Heijmans BT, Kremer K, Tobi EW, Boomsma EI, Slagboom PE. Heritable rather than age-related environmental stochastic factors dominate variation in DNA methylation of the human IGF2/H10 locus. Hum Mol Genet 16: 547-554

VU University Amsterdam, Amsterdamo, North Holland, Netherlands
Human Molecular Genetics (Impact Factor: 6.39). 04/2007; 16(5):547-54. DOI: 10.1093/hmg/ddm010
Source: PubMed


Epigenetic variation may significantly contribute to the risk of common disease. Currently, little is known about the extent and causes of epigenetic variation. Here, we investigated the contribution of heritable influences and the combined effect of environmental and stochastic factors to variation in DNA methylation of the IGF2/H19 locus. Moreover, we tested whether this locus was subject to age-related degeneration of epigenetic patterns as was previously suggested for global methylation. We measured methylation of the H19 and IGF2 differentially methylated regions (DMRs) in 196 adolescent and 176 middle-aged twins using a recently developed mass spectrometry-based method.

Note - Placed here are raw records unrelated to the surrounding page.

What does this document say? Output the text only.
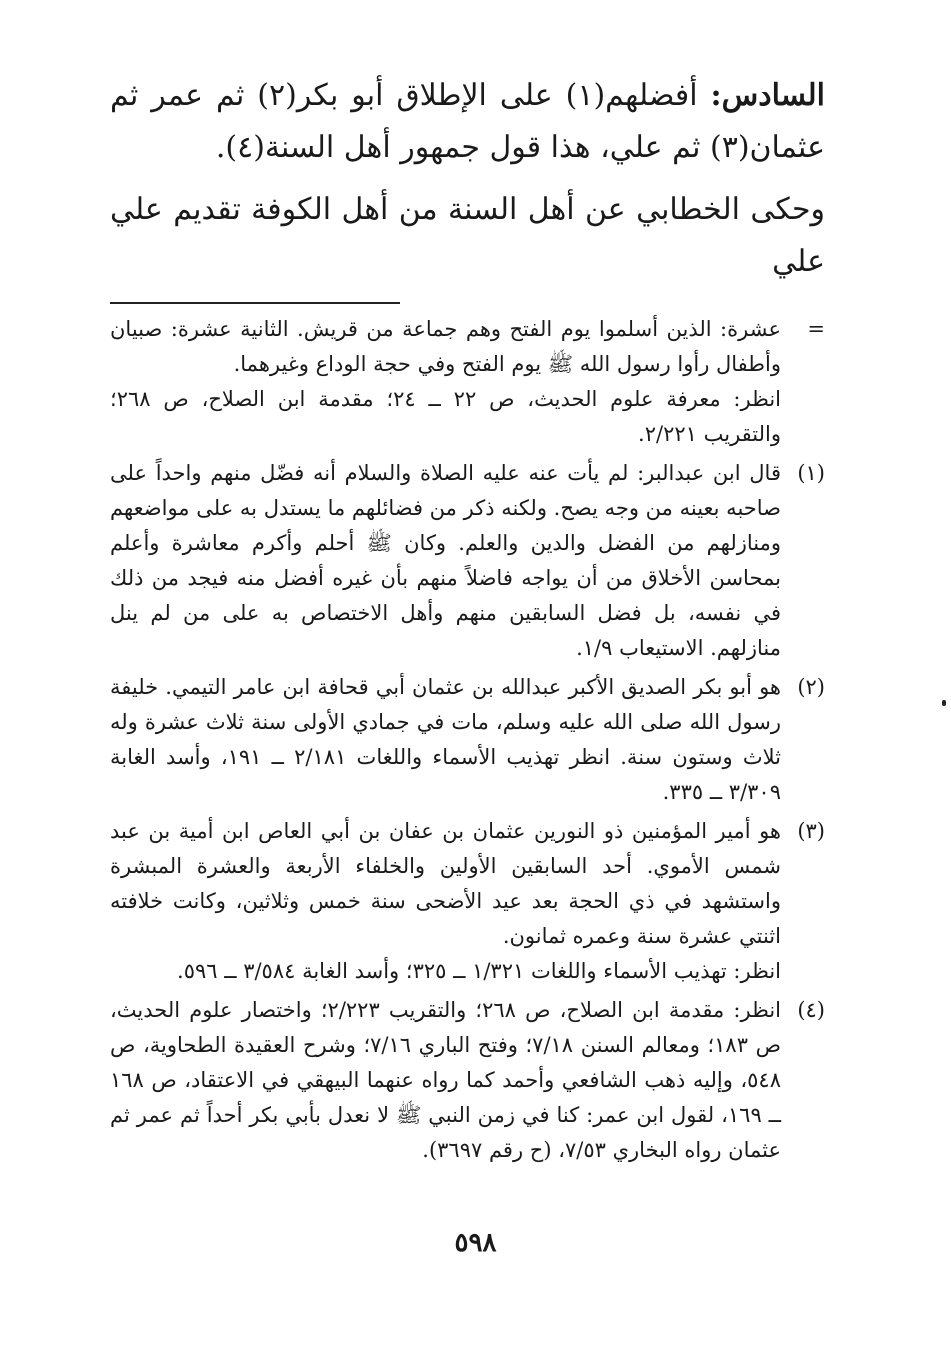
السادس: أفضلهم(١) على الإطلاق أبو بكر(٢) ثم عمر ثم عثمان(٣) ثم علي، هذا قول جمهور أهل السنة(٤).

وحكى الخطابي عن أهل السنة من أهل الكوفة تقديم علي علي

=

عشرة: الذين أسلموا يوم الفتح وهم جماعة من قريش. الثانية عشرة: صبيان وأطفال رأوا رسول الله ﷺ يوم الفتح وفي حجة الوداع وغيرهما.

انظر: معرفة علوم الحديث، ص ٢٢ ــ ٢٤؛ مقدمة ابن الصلاح، ص ٢٦٨؛ والتقريب ٢/٢٢١.

(١)

قال ابن عبدالبر: لم يأت عنه عليه الصلاة والسلام أنه فضّل منهم واحداً على صاحبه بعينه من وجه يصح. ولكنه ذكر من فضائلهم ما يستدل به على مواضعهم ومنازلهم من الفضل والدين والعلم. وكان ﷺ أحلم وأكرم معاشرة وأعلم بمحاسن الأخلاق من أن يواجه فاضلاً منهم بأن غيره أفضل منه فيجد من ذلك في نفسه، بل فضل السابقين منهم وأهل الاختصاص به على من لم ينل منازلهم. الاستيعاب ١/٩.

(٢)

هو أبو بكر الصديق الأكبر عبدالله بن عثمان أبي قحافة ابن عامر التيمي. خليفة رسول الله صلى الله عليه وسلم، مات في جمادي الأولى سنة ثلاث عشرة وله ثلاث وستون سنة. انظر تهذيب الأسماء واللغات ٢/١٨١ ــ ١٩١، وأسد الغابة ٣/٣٠٩ ــ ٣٣٥.

(٣)

هو أمير المؤمنين ذو النورين عثمان بن عفان بن أبي العاص ابن أمية بن عبد شمس الأموي. أحد السابقين الأولين والخلفاء الأربعة والعشرة المبشرة واستشهد في ذي الحجة بعد عيد الأضحى سنة خمس وثلاثين، وكانت خلافته اثنتي عشرة سنة وعمره ثمانون.

انظر: تهذيب الأسماء واللغات ١/٣٢١ ــ ٣٢٥؛ وأسد الغابة ٣/٥٨٤ ــ ٥٩٦.

(٤)

انظر: مقدمة ابن الصلاح، ص ٢٦٨؛ والتقريب ٢/٢٢٣؛ واختصار علوم الحديث، ص ١٨٣؛ ومعالم السنن ٧/١٨؛ وفتح الباري ٧/١٦؛ وشرح العقيدة الطحاوية، ص ٥٤٨، وإليه ذهب الشافعي وأحمد كما رواه عنهما البيهقي في الاعتقاد، ص ١٦٨ ــ ١٦٩، لقول ابن عمر: كنا في زمن النبي ﷺ لا نعدل بأبي بكر أحداً ثم عمر ثم عثمان رواه البخاري ٧/٥٣، (ح رقم ٣٦٩٧).

٥٩٨
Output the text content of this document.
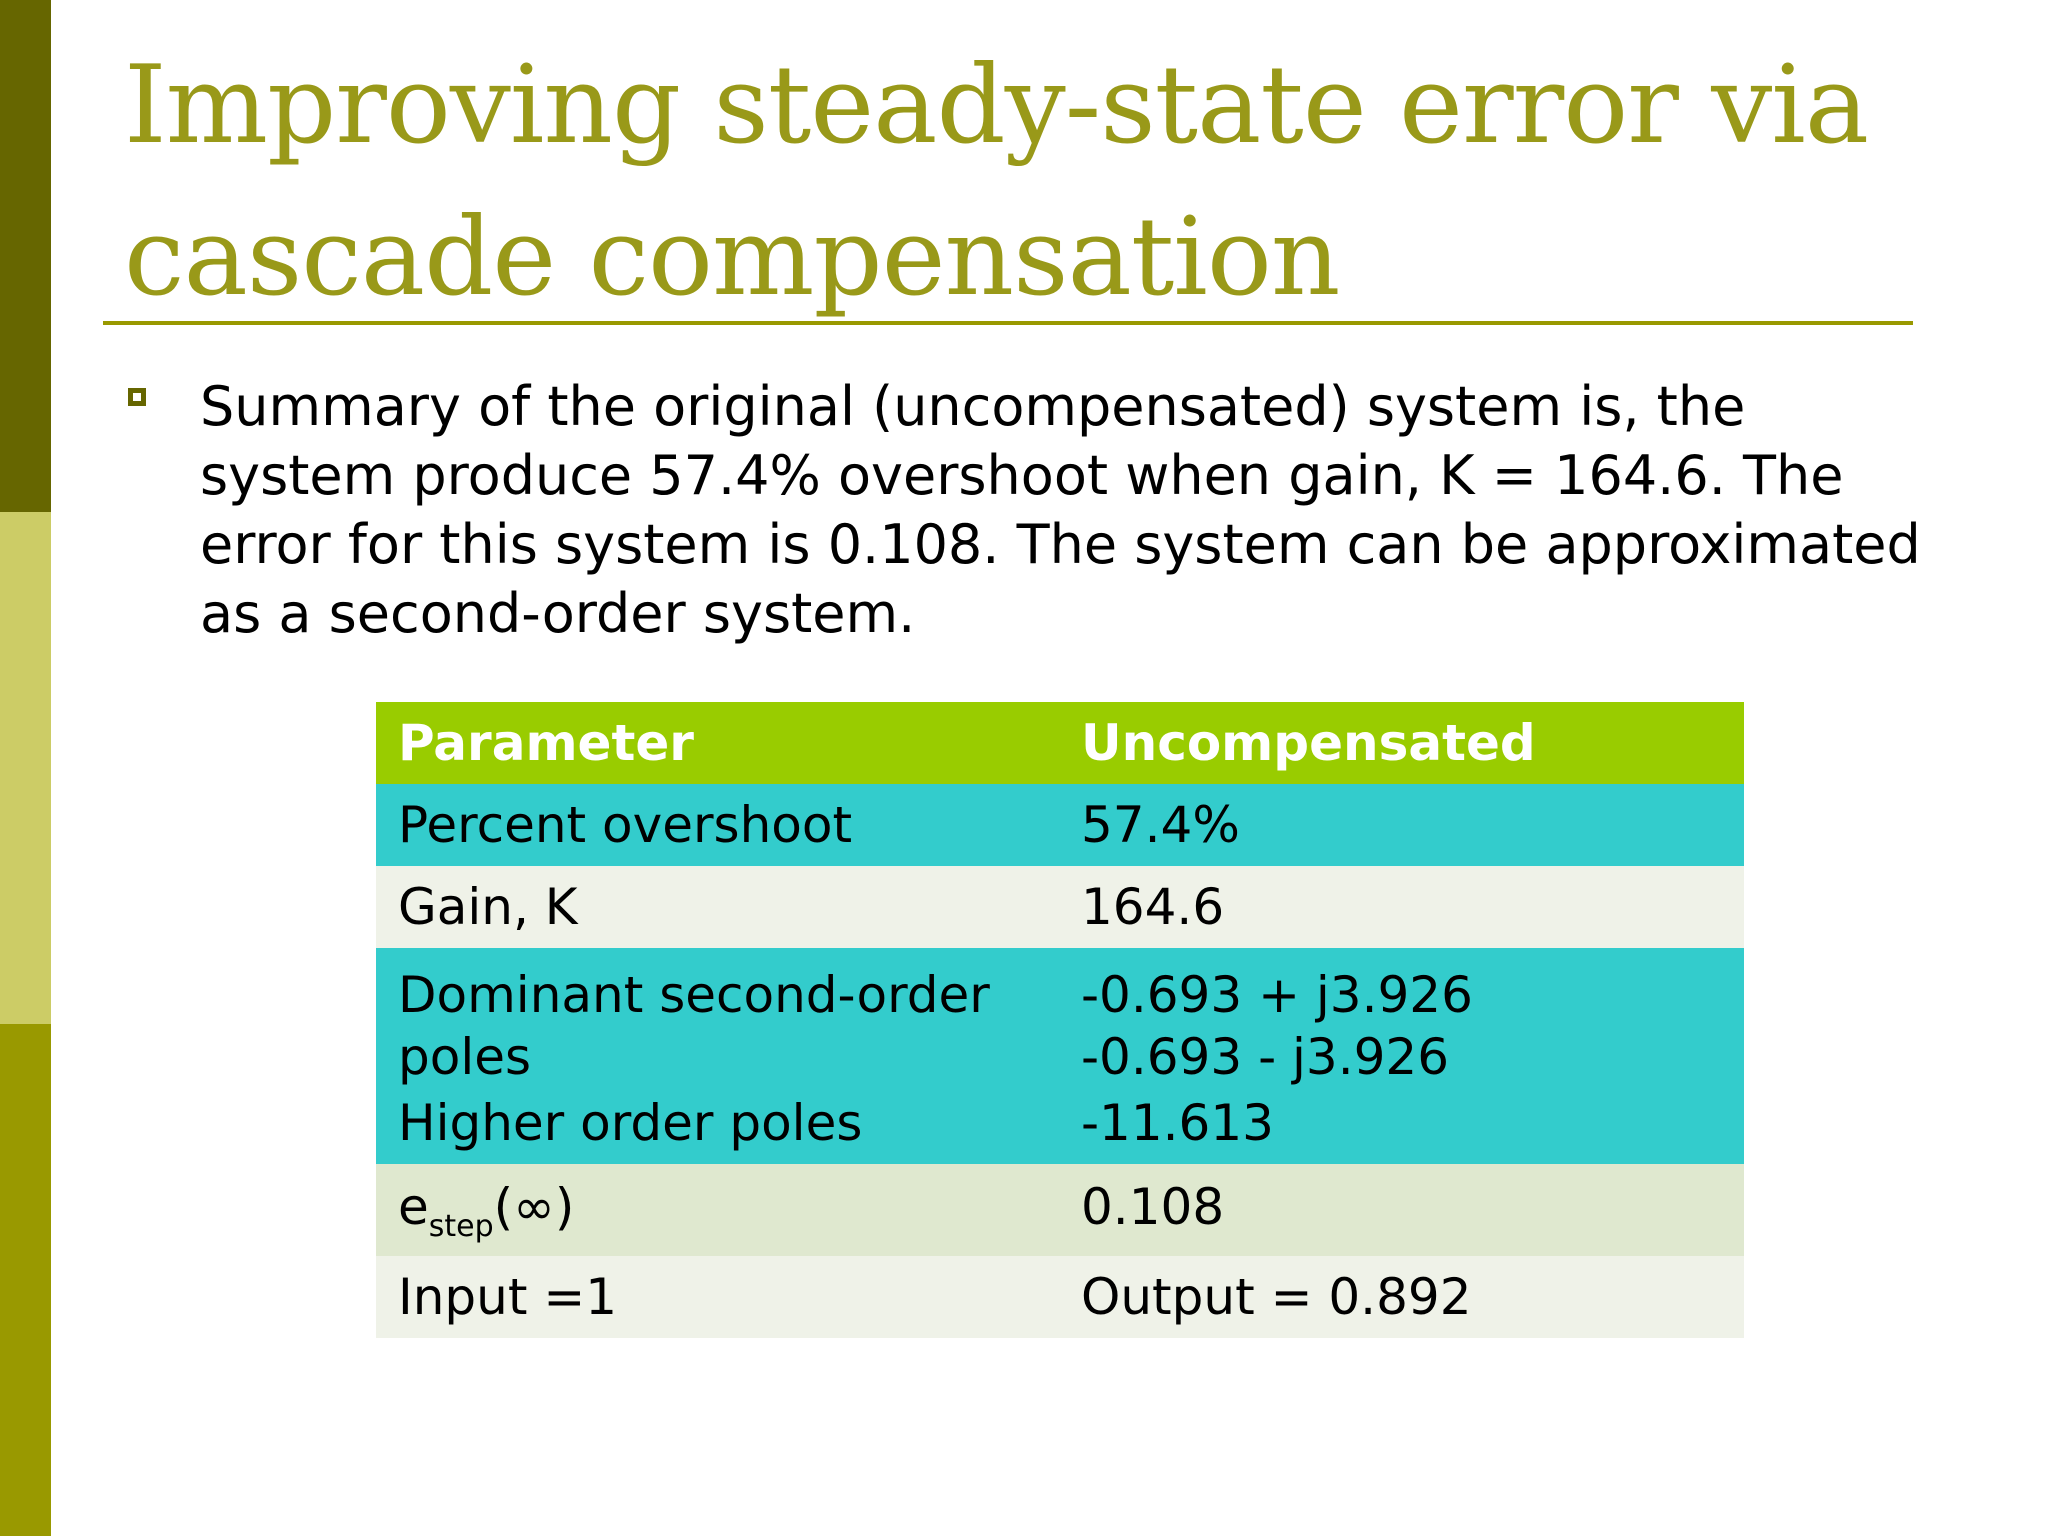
Improving steady-state error via
cascade compensation
Summary of the original (uncompensated) system is, the system produce 57.4% overshoot when gain, K = 164.6. The error for this system is 0.108. The system can be approximated as a second-order system.
Parameter	Uncompensated
Percent overshoot	57.4%
Gain, K	164.6

Dominant second-order
poles	-0.693 + j3.926
-0.693 - j3.926

Higher order poles	-11.613
$e_{step}(\infty)$	0.108
Input =1	Output = 0.892
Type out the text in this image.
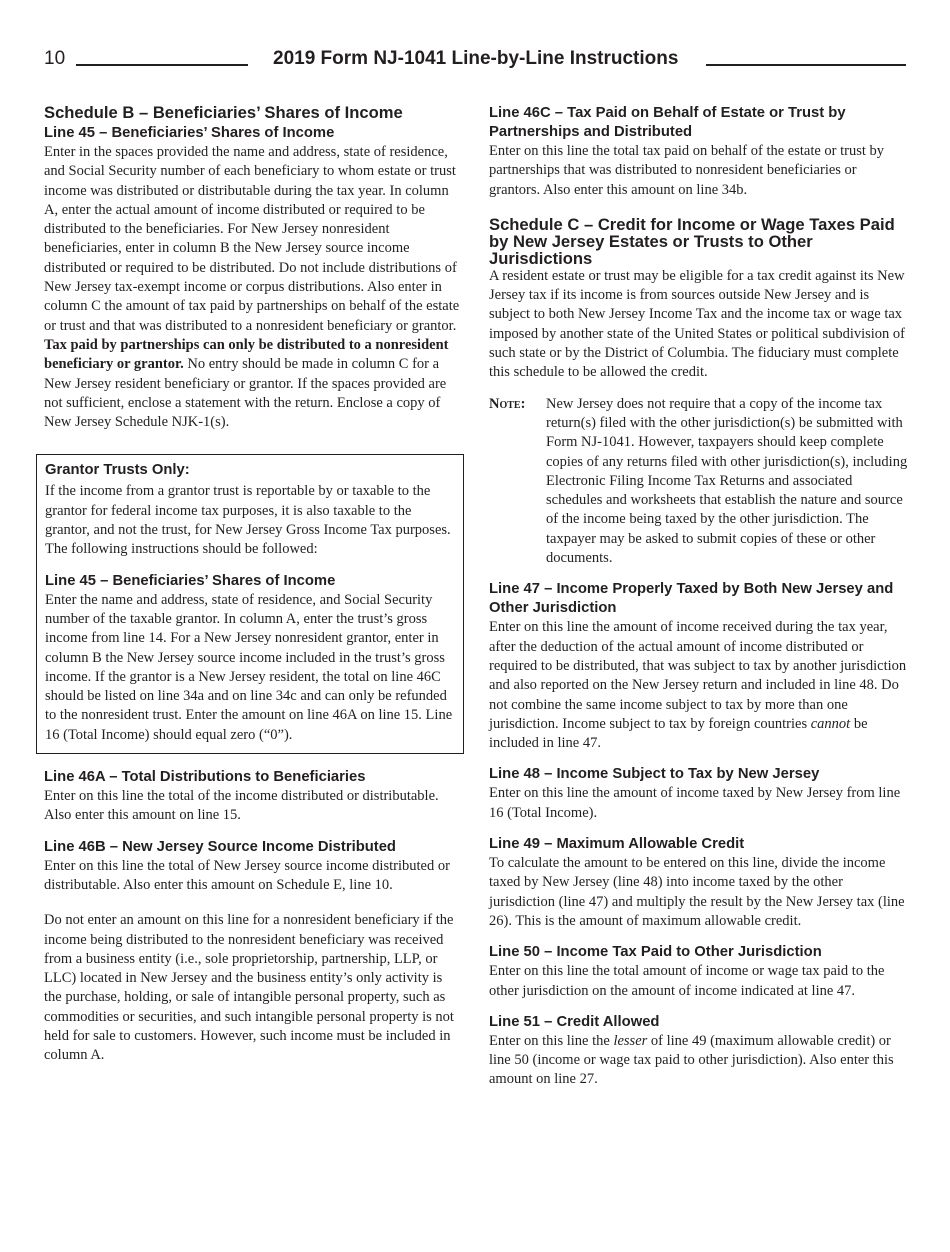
10	2019 Form NJ-1041 Line-by-Line Instructions
Schedule B – Beneficiaries’ Shares of Income
Line 45 – Beneficiaries’ Shares of Income

Enter in the spaces provided the name and address, state of residence, and Social Security number of each beneficiary to whom estate or trust income was distributed or distributable during the tax year. In column A, enter the actual amount of income distributed or required to be distributed to the beneficiaries. For New Jersey nonresident beneficiaries, enter in column B the New Jersey source income distributed or required to be distributed. Do not include distributions of New Jersey tax-exempt income or corpus distributions. Also enter in column C the amount of tax paid by partnerships on behalf of the estate or trust and that was distributed to a nonresident beneficiary or grantor. Tax paid by partnerships can only be distributed to a nonresident beneficiary or grantor. No entry should be made in column C for a New Jersey resident beneficiary or grantor. If the spaces provided are not sufficient, enclose a statement with the return. Enclose a copy of New Jersey Schedule NJK-1(s).

Grantor Trusts Only:

If the income from a grantor trust is reportable by or taxable to the grantor for federal income tax purposes, it is also taxable to the grantor, and not the trust, for New Jersey Gross Income Tax purposes. The following instructions should be followed:

Line 45 – Beneficiaries’ Shares of Income

Enter the name and address, state of residence, and Social Security number of the taxable grantor. In column A, enter the trust’s gross income from line 14. For a New Jersey nonresident grantor, enter in column B the New Jersey source income included in the trust’s gross income. If the grantor is a New Jersey resident, the total on line 46C should be listed on line 34a and on line 34c and can only be refunded to the nonresident trust. Enter the amount on line 46A on line 15. Line 16 (Total Income) should equal zero (“0”).

Line 46A – Total Distributions to Beneficiaries

Enter on this line the total of the income distributed or distributable. Also enter this amount on line 15.

Line 46B – New Jersey Source Income Distributed

Enter on this line the total of New Jersey source income distributed or distributable. Also enter this amount on Schedule E, line 10.

Do not enter an amount on this line for a nonresident beneficiary if the income being distributed to the nonresident beneficiary was received from a business entity (i.e., sole proprietorship, partnership, LLP, or LLC) located in New Jersey and the business entity’s only activity is the purchase, holding, or sale of intangible personal property, such as commodities or securities, and such intangible personal property is not held for sale to customers. However, such income must be included in column A.

Line 46C – Tax Paid on Behalf of Estate or Trust by Partnerships and Distributed

Enter on this line the total tax paid on behalf of the estate or trust by partnerships that was distributed to nonresident beneficiaries or grantors. Also enter this amount on line 34b.

Schedule C – Credit for Income or Wage Taxes Paid by New Jersey Estates or Trusts to Other Jurisdictions

A resident estate or trust may be eligible for a tax credit against its New Jersey tax if its income is from sources outside New Jersey and is subject to both New Jersey Income Tax and the income tax or wage tax imposed by another state of the United States or political subdivision of such state or by the District of Columbia. The fiduciary must complete this schedule to be allowed the credit.

Note:	New Jersey does not require that a copy of the income tax return(s) filed with the other jurisdiction(s) be submitted with Form NJ-1041. However, taxpayers should keep complete copies of any returns filed with other jurisdiction(s), including Electronic Filing Income Tax Returns and associated schedules and worksheets that establish the nature and source of the income being taxed by the other jurisdiction. The taxpayer may be asked to submit copies of these or other documents.
Line 47 – Income Properly Taxed by Both New Jersey and Other Jurisdiction

Enter on this line the amount of income received during the tax year, after the deduction of the actual amount of income distributed or required to be distributed, that was subject to tax by another jurisdiction and also reported on the New Jersey return and included in line 48. Do not combine the same income subject to tax by more than one jurisdiction. Income subject to tax by foreign countries cannot be included in line 47.

Line 48 – Income Subject to Tax by New Jersey

Enter on this line the amount of income taxed by New Jersey from line 16 (Total Income).

Line 49 – Maximum Allowable Credit

To calculate the amount to be entered on this line, divide the income taxed by New Jersey (line 48) into income taxed by the other jurisdiction (line 47) and multiply the result by the New Jersey tax (line 26). This is the amount of maximum allowable credit.

Line 50 – Income Tax Paid to Other Jurisdiction

Enter on this line the total amount of income or wage tax paid to the other jurisdiction on the amount of income indicated at line 47.

Line 51 – Credit Allowed

Enter on this line the lesser of line 49 (maximum allowable credit) or line 50 (income or wage tax paid to other jurisdiction). Also enter this amount on line 27.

We observed substantial variation in DNA methylation across individuals, underscoring that DNA methylation is a quantitative trait. Analysis of data in monozygotic and dizygotic twins revealed that a significant part of this variation could be attributed to heritable factors. The heritability of methylation of individual CpG sites varied between 20 and 74% for the H19 DMR and was even higher, between 57 and 97%, for the IGF2 DMR. Remarkably, the combined influence of environmental and stochastic factors on DNA methylation was not greater in middle-age than in adolescence, suggesting a limited role for age-related degeneration of methylation patterns at this locus. Single nucleotide polymorphisms in the IGF2/H19 locus were significantly associated with DNA methylation of the IGF2 DMR (P = 0.004). A preliminary analysis suggested an association between H19 DMR methylation and body size (P < 0.05). Our study shows that variation in DNA methylation of the IGF2/H19 locus is mainly determined by heritable factors and single nucleotide polymorphisms (SNPs) in cis, rather than the cumulative effect of environmental and stochastic factors occurring with age.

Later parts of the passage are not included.